If capitalism is the beast, then we are fodder.  We spend our lives at work so that we can convert our paychecks into manufactured goods.  We complete the circle and, with our daily purchases, enable the corporations to continue to extract resources.  This cycle doesn't have the benefit of four billion years of evolution (as nature does). It has no balancing agents.  There will be no egrets or toads to save the day. As long as we keep consuming from unaccountable corporations, the ecocide will continue.  Exxon will dig deeper for oil.  A future president will put his stamp of approval on a Keystone pipeline to transport oil from tar sands to market.  Monsanto will continue to manufacture and market poison.  Cocacola will continue to dry up local aquifers and then move on leaving a wake of desecrated land.  Apple Computer* will continue to legally avoid paying $17 million per day in taxes.   The planet will continue to warm.

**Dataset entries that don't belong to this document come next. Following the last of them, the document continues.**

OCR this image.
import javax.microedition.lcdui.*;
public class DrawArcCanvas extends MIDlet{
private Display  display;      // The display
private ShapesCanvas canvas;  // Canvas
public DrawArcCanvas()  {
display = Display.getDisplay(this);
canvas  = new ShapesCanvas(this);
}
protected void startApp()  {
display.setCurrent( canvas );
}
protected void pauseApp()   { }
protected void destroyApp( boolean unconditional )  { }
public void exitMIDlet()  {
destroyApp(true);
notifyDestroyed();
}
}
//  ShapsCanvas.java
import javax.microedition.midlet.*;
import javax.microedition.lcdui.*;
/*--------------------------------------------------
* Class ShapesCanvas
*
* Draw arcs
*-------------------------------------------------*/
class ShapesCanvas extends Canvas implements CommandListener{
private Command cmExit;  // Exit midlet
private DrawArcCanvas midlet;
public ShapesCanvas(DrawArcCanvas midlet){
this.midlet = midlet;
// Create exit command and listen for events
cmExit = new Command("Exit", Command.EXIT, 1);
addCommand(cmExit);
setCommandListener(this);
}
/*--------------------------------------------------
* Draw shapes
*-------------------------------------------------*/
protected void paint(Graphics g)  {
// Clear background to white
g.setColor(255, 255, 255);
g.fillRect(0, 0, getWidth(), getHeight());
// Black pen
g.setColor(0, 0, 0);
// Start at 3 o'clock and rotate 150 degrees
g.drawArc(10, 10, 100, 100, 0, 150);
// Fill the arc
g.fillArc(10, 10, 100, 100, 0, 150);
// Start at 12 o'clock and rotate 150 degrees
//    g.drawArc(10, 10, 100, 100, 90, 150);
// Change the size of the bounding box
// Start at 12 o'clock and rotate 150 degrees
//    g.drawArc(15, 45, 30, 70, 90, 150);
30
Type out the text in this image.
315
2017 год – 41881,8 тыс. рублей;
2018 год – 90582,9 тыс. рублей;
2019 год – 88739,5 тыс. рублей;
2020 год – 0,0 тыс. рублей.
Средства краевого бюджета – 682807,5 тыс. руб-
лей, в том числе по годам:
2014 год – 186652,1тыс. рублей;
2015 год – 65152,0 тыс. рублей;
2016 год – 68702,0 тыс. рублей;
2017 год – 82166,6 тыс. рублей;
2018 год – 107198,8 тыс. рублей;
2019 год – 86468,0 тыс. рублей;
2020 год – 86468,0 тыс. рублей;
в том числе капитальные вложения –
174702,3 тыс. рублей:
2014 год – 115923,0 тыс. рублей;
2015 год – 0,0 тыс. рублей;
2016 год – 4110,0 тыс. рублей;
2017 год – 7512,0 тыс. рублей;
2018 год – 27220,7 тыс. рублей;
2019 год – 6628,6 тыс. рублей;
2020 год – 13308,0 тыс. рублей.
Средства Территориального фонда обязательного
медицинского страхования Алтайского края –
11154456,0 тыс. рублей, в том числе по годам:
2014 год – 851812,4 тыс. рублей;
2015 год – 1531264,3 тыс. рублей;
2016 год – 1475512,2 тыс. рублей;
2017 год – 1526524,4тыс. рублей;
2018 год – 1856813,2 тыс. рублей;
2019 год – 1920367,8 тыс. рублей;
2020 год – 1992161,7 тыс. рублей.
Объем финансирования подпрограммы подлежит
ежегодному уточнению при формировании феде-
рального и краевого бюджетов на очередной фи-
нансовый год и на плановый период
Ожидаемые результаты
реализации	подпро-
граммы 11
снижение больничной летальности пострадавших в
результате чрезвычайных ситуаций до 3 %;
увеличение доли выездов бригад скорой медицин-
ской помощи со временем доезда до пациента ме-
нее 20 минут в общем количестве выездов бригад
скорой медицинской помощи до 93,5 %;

All under the guise of progress. 

But we do control the inputs.  If I cut off water to my garden, the plants will wither.  If we "opt-out" of the system, then we stop feeding the beast.  We have options.  Every time we make a purchase, we are choosing who we are working to support.  Do we want to support a company that is legally bound to improving its bottom line for shareholders (any publicly owned corporation).  Or do we want to support a local artisan?  Do we want to buy from the low-cost producer of food, or from the family farm down the road who has been farming the same piece of land for hundreds of years?  Consumer choice is the greatest power that we have.  By leveraging the power of choice, we can starve the beast and begin to balance out the power of corporations.  


*Full disclosure: this was written on my Macbook (made in China).  I answered my Iphone (made in China) four times while writing it. The desk that the Macbook sits on came from Ikea (made in China). The screws in the deck that the desk is sitting on came from Home Depot (made in China).  As I said in my last post, we are all complicit.  Much of what I write is a pipe dream view of the world through a very small and idealistic lens.  But it's the only lens that I have and the only place that I know where to start.